Seorang bocah bernama Jaiz Mahdiang (10) di Kota Makassar, Sulawesi Selatan (Sulsel), ditemukan tewas usai terjatuh di gorong-gorong. Pelajar sekolah dasar (SD) tersebut diduga terjatuh hingga terbawa arus.
Peristiwa tersebut terjadi di Jalan Nuraksa, Kelurahan Paccerakang, Kecamatan Biringkanaya pada Rabu (21/1) sekitar pukul 15.30 Wita. Tim SAR bersama warga yang menerima laporan sontak turun melakukan pencarian.
“Kami menyampaikan duka cita yang mendalam kepada keluarga korban. Proses pencarian dilakukan secara cepat melalui sinergi BPBD, Damkarmat, TNI, Polri, serta dukungan masyarakat setempat hingga korban berhasil ditemukan,” kata Kepala Pelaksana BPBD Makassar M Fadli Tahar dalam keterangannya, Rabu (21/1/2026).
Fadli mengatakan saat itu korban sedang bermain bersama teman sebayanya di sekitar gorong-gorong sambil menunggu orang tuanya pulang. Korban diduga tidak sengaja terjatuh ke dalam saluran air tersebut dan terseret arus yang cukup deras.
Korban baru berhasil ditemukan oleh BPBD Makassar dan tim gabungan pada pukul 17.40 Wita dalam kondisi meninggal dunia. Jasad korban kemudian dievakuasi dan langsung diserahkan kepada pihak keluarga di rumah duka yang berada di Jalan Nuraksa 2 untuk segera dimakamkan.
Fadli turut menyampaikan belasungkawa kepada keluarga korban dan mengimbau masyarakat untuk selalu waspada terhadap tingginya curah hujan.
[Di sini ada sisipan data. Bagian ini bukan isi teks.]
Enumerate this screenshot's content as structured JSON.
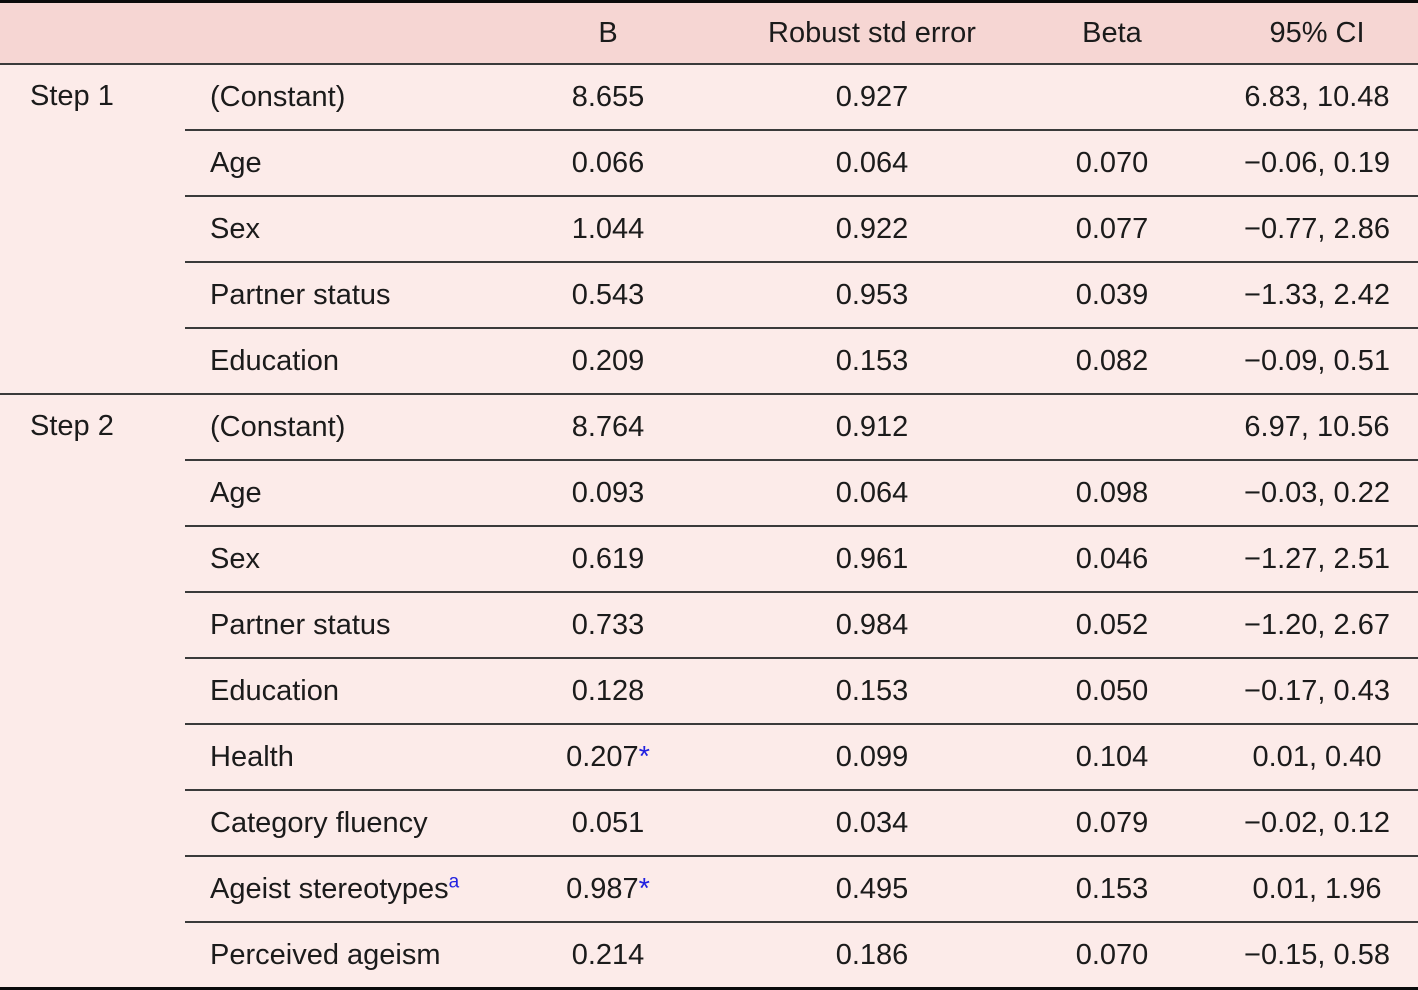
{
  "colors": {
    "header_bg": "#f6d6d3",
    "body_bg": "#fcebe9",
    "rule_dark": "#3a3a3a",
    "outer_border": "#0b0b0b",
    "accent_blue": "#2121e0"
  },
  "table": {
    "header": {
      "step": "",
      "variable": "",
      "b": "B",
      "robust": "Robust std error",
      "beta": "Beta",
      "ci": "95% CI"
    },
    "rows": [
      {
        "step": "Step 1",
        "variable": "(Constant)",
        "b": "8.655",
        "robust": "0.927",
        "beta": "",
        "ci": "6.83, 10.48"
      },
      {
        "variable": "Age",
        "b": "0.066",
        "robust": "0.064",
        "beta": "0.070",
        "ci": "−0.06, 0.19"
      },
      {
        "variable": "Sex",
        "b": "1.044",
        "robust": "0.922",
        "beta": "0.077",
        "ci": "−0.77, 2.86"
      },
      {
        "variable": "Partner status",
        "b": "0.543",
        "robust": "0.953",
        "beta": "0.039",
        "ci": "−1.33, 2.42"
      },
      {
        "variable": "Education",
        "b": "0.209",
        "robust": "0.153",
        "beta": "0.082",
        "ci": "−0.09, 0.51"
      },
      {
        "step": "Step 2",
        "variable": "(Constant)",
        "b": "8.764",
        "robust": "0.912",
        "beta": "",
        "ci": "6.97, 10.56"
      },
      {
        "variable": "Age",
        "b": "0.093",
        "robust": "0.064",
        "beta": "0.098",
        "ci": "−0.03, 0.22"
      },
      {
        "variable": "Sex",
        "b": "0.619",
        "robust": "0.961",
        "beta": "0.046",
        "ci": "−1.27, 2.51"
      },
      {
        "variable": "Partner status",
        "b": "0.733",
        "robust": "0.984",
        "beta": "0.052",
        "ci": "−1.20, 2.67"
      },
      {
        "variable": "Education",
        "b": "0.128",
        "robust": "0.153",
        "beta": "0.050",
        "ci": "−0.17, 0.43"
      },
      {
        "variable": "Health",
        "b": "0.207",
        "b_star": "*",
        "robust": "0.099",
        "beta": "0.104",
        "ci": "0.01, 0.40"
      },
      {
        "variable": "Category fluency",
        "b": "0.051",
        "robust": "0.034",
        "beta": "0.079",
        "ci": "−0.02, 0.12"
      },
      {
        "variable": "Ageist stereotypes",
        "variable_sup": "a",
        "b": "0.987",
        "b_star": "*",
        "robust": "0.495",
        "beta": "0.153",
        "ci": "0.01, 1.96"
      },
      {
        "variable": "Perceived ageism",
        "b": "0.214",
        "robust": "0.186",
        "beta": "0.070",
        "ci": "−0.15, 0.58"
      }
    ]
  }
}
Masyarakat juga diminta meningkatkan pengawasan terhadap anak-anak dan menghindari aktivitas di sekitar kanal, gorong-gorong, serta saluran air ditengah cuaca ekstrem saat ini.
“Kami mengimbau agar masyarakat lebih waspada terhadap potensi bahaya di saluran air dan gorong-gorong, terutama bagi anak-anak, demi mencegah kejadian serupa,” pungkasnya.